Часть вторая ГРОМ ПОБЕДЫ

Глава 1 БАТОВО

На этот раз татарская лавина катилась через степь без задержек и трудностей. Конница шла почти двадцативерстными переходами, раскинувшись в ширину не меньше, чем на десять верст, останавливаясь на привалы возле колодцев и ручьев, давая лошадям отдохнуть и попастись в густой траве, дожидаясь обозов, после чего совершала новый стремительный бросок. Весть о богатой добыче, привезенной Девлет-Гиреем из московитских пределов и баснословные деньги, что платились в разоренном Крыму за свежих невольников, побудили присоединиться к гиреевским ногайцам воинов из Ширинового, Сулешевого и Сетжеутового родов, не считая мелких степных племен, так что для нового набега собралось почти сорок тысяч воинов.

К середине августа татары вышли к Северскому Донцу – здесь, перед Изюмским бродом, они собрались в единый кулак и дальше двинулись все вместе, вверх вдоль Оскола, позволяющего в любое время напоить скот и людей.

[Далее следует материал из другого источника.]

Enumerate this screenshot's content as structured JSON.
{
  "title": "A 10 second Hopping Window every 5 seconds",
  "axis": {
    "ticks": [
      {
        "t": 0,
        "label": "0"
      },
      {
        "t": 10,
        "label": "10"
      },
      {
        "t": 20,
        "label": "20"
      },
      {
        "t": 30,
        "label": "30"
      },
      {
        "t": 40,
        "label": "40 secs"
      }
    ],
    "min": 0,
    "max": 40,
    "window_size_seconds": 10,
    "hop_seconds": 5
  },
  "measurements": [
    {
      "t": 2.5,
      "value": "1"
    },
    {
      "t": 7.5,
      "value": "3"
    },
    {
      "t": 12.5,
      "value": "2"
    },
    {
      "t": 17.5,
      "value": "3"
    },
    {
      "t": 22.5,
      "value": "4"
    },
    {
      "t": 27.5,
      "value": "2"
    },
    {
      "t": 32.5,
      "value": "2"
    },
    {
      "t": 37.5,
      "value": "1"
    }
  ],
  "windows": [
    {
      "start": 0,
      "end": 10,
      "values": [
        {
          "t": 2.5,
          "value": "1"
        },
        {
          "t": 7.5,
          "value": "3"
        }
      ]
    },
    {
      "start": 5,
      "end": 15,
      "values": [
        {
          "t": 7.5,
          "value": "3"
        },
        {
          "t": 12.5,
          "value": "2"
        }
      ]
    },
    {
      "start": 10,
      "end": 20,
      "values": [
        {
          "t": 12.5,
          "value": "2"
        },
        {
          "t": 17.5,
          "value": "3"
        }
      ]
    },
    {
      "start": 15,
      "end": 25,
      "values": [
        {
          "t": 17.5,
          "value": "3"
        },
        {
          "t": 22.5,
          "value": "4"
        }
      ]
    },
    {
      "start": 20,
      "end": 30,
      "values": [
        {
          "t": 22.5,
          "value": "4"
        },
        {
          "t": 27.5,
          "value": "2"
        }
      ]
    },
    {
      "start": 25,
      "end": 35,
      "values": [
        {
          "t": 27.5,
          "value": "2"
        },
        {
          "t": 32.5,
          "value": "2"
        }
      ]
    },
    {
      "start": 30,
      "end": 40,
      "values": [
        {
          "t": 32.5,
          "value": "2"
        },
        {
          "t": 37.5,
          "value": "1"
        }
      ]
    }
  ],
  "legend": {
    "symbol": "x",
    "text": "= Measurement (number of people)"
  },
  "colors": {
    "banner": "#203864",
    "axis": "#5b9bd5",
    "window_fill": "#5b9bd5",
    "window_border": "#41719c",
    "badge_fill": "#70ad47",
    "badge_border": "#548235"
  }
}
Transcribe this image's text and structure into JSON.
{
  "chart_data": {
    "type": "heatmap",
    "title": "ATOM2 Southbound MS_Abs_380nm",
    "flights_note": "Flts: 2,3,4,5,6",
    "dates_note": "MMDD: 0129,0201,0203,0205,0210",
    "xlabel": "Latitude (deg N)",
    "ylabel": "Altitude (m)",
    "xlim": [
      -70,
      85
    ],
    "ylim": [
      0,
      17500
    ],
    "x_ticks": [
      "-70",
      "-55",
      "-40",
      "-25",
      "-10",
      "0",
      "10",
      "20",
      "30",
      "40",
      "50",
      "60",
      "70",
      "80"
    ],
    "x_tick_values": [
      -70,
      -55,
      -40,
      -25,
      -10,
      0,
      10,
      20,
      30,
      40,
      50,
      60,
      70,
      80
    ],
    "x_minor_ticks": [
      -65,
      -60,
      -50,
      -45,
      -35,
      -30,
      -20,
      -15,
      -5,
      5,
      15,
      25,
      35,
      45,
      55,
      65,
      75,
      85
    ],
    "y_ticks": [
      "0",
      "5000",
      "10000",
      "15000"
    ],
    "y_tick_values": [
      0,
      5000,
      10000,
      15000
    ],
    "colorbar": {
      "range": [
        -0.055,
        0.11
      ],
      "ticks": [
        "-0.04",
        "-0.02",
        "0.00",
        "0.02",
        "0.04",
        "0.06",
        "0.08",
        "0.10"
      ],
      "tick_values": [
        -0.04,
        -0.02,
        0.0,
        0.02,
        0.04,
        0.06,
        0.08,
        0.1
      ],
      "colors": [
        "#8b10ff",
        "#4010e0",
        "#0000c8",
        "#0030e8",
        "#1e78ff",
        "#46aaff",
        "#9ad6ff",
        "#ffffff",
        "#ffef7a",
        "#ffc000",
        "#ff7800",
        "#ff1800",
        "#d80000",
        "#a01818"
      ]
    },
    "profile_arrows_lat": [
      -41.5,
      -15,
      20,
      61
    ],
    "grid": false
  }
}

Сразу за Донцом передовой дозор столкнулся с русской сторожей – но схватки не получилось. Разъезд, едва поняв, что имеет дело с татарами, причем немалым войском – облако пыли у горизонта ясно давало понять, насколько многочисленная надвигающаяся орда – развернулся, и помчался назад, рассыпаясь на отдельных всадников, которые и неслись через деревни с устрашающим всех воплем:

– Татары!!!

Мужики и бабы тут же принимались испуганно мотаться по дворам, запрягая в повозки лошадей, кидая на телеги самое ценное имущество, выводили скотину, перевязывали лапы птице, отпускали собак. Что-то прятали, закапывали, относили в ближайшие перелески и ерики, после чего бросали опустевшие дома и все вместе, от глубоких стариков до малого ребенка, трогались в сторону ближайшей крепкой усадьбы или тайного лесного схрона.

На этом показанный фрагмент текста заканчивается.